Significant limitations of the study by Keim et al. included a small sample size, partially offset by having a crossover design and using bioelectrical impedance analysis to measure body composition. They had good equipment for this, but it’s not the gold standard to measure body composition. And we can also extend this line of thinking across days. Does it make sense to have more energy on training days, for example, than on rest days. Well most people actually do the opposite. In my conversations with students, I’ve noticed that most students are not aware that when you consume the same energy intake every day of the week as many people do, you might actually be bulking on your rest days and cutting on your training days, which intuitively might not be ideal.
For example, if your energy expenditure on rest days is 2500 calories, you have a 500 calorie higher energy expenditure on your training days, you go into an energy deficit of 10% and you consume the same energy intake across the week. This is a pretty common scenario, I think. In that scenario your average energy intake will be 2507 calories and your average expenditure will be 2786 calories, meaning you are indeed, on average in a 10% energy deficit. But in individual days you have 2500 calorie energy expenditure on your rest days, and you are consuming 2507 calories, which means you are technically in a slight energy surplus on your rest days, whereas on your training days you are in deficit. And that might not be ideal according to this new systematic review. And I think that intuitively makes sense.
The training day is logically the period in which it’s more likely that the additional energy intake will foster muscle growth and muscular recovery, as opposed to the rest day, at least if most of the training day is the post-workout period in which you are recovering. If you trained very late in the day it might actually make more sense to have more energy intake on the rest day afterwards.

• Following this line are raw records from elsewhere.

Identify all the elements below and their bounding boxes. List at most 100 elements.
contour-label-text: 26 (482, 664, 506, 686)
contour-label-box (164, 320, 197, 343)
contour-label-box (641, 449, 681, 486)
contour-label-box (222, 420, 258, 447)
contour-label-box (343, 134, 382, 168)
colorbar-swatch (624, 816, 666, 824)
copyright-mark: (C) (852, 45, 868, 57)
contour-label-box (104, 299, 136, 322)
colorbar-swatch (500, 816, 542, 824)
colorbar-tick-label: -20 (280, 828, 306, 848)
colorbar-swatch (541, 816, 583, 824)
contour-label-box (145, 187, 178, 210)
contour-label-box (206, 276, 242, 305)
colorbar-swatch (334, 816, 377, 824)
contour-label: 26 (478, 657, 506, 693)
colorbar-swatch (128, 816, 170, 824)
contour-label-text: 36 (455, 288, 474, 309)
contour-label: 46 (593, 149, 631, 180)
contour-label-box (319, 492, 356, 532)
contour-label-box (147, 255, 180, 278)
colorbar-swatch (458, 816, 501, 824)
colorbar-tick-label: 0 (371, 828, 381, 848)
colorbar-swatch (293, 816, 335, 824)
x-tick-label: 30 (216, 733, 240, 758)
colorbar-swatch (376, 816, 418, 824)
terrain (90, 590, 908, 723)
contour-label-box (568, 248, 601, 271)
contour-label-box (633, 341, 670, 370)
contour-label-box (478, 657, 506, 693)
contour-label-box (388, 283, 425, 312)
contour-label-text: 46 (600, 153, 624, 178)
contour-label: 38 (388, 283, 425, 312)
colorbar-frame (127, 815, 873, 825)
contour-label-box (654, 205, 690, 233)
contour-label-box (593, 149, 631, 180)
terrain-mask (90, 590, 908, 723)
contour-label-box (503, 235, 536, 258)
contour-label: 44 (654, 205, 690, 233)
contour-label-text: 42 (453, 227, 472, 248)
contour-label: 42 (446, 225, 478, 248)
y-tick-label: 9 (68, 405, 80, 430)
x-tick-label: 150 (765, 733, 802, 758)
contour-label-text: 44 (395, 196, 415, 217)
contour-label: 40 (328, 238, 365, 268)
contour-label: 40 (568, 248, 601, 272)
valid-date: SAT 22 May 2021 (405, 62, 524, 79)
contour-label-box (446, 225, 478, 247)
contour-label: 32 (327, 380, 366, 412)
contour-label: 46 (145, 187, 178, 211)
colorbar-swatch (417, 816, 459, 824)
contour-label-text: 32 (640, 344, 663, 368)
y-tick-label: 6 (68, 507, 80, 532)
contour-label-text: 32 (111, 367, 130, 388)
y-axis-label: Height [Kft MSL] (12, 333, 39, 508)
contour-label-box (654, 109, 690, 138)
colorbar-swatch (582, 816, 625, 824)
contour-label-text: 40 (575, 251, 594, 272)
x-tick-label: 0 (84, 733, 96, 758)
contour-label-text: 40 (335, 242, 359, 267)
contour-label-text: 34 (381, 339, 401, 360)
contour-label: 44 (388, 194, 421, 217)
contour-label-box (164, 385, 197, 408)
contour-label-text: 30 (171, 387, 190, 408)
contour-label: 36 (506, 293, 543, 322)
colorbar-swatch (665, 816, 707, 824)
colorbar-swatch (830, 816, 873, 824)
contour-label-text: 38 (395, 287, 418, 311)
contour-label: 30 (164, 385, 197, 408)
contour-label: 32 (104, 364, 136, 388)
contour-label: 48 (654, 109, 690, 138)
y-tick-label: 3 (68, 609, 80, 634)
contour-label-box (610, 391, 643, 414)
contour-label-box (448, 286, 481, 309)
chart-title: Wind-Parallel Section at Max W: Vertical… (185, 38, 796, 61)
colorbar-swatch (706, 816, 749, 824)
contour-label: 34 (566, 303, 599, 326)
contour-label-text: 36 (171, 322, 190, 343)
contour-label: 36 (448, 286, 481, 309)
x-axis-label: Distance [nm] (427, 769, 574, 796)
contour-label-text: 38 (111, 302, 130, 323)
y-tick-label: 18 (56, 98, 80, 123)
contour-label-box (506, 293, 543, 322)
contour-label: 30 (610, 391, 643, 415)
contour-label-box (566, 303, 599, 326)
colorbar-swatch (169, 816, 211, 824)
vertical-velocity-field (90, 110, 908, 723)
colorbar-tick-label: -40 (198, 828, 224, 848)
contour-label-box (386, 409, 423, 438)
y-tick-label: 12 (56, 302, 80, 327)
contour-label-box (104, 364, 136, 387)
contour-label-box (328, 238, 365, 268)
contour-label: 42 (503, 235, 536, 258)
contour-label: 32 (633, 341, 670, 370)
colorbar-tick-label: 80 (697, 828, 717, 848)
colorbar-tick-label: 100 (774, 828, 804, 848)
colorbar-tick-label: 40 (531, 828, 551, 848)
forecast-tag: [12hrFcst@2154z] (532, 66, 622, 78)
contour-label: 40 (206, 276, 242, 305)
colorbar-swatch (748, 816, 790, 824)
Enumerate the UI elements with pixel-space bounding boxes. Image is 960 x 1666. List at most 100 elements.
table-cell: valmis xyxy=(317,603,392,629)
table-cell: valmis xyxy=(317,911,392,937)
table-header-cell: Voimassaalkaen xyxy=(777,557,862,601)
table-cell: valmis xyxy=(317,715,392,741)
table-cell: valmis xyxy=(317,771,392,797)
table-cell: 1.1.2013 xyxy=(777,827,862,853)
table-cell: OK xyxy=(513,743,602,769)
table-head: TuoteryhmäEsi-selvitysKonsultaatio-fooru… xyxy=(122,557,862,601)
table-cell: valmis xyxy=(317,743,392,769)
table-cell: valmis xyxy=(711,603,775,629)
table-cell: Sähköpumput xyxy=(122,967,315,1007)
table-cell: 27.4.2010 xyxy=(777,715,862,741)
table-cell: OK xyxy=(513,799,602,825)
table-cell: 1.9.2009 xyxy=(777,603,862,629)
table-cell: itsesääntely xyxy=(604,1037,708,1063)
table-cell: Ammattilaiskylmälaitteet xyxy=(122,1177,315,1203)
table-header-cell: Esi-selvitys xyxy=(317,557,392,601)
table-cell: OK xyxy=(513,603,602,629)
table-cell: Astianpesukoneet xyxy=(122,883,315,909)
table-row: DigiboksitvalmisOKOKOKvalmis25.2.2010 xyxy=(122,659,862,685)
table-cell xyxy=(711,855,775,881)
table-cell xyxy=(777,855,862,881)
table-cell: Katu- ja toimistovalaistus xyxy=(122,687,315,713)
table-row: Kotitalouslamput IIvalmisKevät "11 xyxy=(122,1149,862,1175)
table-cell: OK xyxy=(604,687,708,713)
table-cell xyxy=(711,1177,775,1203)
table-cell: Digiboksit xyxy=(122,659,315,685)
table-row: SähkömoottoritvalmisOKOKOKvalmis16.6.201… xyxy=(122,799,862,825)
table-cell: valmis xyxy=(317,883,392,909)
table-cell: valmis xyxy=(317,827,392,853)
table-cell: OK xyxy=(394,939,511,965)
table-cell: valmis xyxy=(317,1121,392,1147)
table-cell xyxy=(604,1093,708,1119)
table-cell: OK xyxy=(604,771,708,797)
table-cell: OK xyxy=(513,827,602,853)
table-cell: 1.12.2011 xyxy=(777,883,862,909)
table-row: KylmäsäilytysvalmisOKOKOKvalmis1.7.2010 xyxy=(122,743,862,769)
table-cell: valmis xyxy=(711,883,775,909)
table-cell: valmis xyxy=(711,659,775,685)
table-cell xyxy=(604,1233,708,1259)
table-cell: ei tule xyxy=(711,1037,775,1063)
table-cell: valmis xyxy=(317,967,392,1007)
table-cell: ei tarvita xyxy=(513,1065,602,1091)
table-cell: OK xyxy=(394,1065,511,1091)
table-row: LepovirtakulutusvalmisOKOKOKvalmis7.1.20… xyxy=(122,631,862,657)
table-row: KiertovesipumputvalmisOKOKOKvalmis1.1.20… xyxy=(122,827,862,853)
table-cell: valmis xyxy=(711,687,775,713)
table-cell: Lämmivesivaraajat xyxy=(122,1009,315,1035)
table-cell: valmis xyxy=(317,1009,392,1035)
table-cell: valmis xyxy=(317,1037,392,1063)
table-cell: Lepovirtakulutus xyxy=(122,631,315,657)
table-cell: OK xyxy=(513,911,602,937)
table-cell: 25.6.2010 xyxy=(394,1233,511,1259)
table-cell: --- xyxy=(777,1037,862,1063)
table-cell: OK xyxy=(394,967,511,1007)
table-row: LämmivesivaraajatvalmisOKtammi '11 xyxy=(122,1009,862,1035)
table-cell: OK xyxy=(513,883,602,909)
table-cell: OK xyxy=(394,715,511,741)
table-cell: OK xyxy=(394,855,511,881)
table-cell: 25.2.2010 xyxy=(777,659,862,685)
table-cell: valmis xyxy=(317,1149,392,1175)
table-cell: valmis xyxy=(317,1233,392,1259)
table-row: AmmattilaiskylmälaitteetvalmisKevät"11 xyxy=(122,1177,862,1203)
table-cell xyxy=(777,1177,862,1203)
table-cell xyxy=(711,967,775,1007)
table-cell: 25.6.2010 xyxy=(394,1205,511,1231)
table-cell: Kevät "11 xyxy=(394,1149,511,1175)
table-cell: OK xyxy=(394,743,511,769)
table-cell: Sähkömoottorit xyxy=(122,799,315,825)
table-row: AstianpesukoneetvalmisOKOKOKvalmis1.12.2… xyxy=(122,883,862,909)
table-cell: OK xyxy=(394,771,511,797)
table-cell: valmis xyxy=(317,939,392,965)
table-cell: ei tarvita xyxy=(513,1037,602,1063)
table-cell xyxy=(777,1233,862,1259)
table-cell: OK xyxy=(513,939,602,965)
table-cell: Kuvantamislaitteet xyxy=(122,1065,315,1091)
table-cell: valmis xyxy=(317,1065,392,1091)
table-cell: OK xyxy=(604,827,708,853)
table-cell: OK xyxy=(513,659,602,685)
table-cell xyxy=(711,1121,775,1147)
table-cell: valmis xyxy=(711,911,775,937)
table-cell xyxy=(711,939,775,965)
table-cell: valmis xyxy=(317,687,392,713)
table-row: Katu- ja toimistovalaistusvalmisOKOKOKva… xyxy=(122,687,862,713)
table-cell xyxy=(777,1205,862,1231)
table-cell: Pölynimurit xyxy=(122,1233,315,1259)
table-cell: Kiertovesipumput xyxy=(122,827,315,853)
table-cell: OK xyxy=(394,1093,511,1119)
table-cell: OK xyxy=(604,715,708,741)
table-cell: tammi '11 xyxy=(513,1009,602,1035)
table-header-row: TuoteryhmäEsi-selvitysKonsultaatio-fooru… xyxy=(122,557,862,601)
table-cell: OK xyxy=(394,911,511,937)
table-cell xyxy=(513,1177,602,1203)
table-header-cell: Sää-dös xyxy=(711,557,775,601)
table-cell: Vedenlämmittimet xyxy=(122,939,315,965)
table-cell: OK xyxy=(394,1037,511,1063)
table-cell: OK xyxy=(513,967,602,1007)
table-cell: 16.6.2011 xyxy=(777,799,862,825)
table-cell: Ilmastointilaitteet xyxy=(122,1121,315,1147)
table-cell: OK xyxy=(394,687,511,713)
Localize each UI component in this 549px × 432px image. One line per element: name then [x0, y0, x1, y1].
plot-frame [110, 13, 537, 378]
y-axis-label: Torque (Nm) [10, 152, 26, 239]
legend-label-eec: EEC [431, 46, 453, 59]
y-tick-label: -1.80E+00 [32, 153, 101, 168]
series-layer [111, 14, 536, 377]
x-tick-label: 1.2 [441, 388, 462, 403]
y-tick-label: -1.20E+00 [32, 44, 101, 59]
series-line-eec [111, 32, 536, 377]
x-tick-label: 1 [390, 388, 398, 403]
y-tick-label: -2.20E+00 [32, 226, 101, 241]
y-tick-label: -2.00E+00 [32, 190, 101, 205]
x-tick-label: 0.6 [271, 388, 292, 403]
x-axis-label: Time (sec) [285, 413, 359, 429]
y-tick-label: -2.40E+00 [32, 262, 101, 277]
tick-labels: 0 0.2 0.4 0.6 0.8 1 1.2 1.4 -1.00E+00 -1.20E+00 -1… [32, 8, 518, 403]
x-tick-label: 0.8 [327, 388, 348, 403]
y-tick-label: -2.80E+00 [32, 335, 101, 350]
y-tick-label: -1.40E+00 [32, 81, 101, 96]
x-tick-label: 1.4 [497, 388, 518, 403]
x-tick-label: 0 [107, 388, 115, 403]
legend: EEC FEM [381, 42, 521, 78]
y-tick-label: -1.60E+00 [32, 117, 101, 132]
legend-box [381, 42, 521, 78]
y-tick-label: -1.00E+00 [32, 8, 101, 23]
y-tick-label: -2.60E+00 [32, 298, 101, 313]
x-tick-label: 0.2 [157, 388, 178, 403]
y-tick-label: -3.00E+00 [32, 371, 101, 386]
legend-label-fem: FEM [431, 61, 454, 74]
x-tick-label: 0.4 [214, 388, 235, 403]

So does this matter? Well, there’s very little research and it’s also very hard, based on the research that we have, to make firm conclusions about this because of the problems of dietary adherence. Any effect on energy or protein timing is generally less than the effect of the total intake. Although we’ve seen some of the studies I mentioned earlier that found that the timing mattered even when total intake did not change, or in some cases even when the total protein intake was higher the protein timing group still has better results. So it’s possible for timing to matter, but in most cases I would say that if you have three meals a day, you distribute your calories roughly equally across a day, you fulfill that rule that your workout is somewhere between a five hour window between two meals the effects of additional protein or energy timing are going to be marginal and only relevant for well trained individuals.
Still, I think for maximum gains, it makes sense that you want to roughly align your energy and your protein intake along with the requirements over time. So you want to roughly synchronize your protein intake with the anabolic window, the protein synthesis that your body is capable of, and you want energy intake to roughly correspond with energy expenditure. This is not a big deal, but it might help optimize your nutrient partitioning for those advanced individuals that are looking to squeeze out every bit of muscle gain that they can.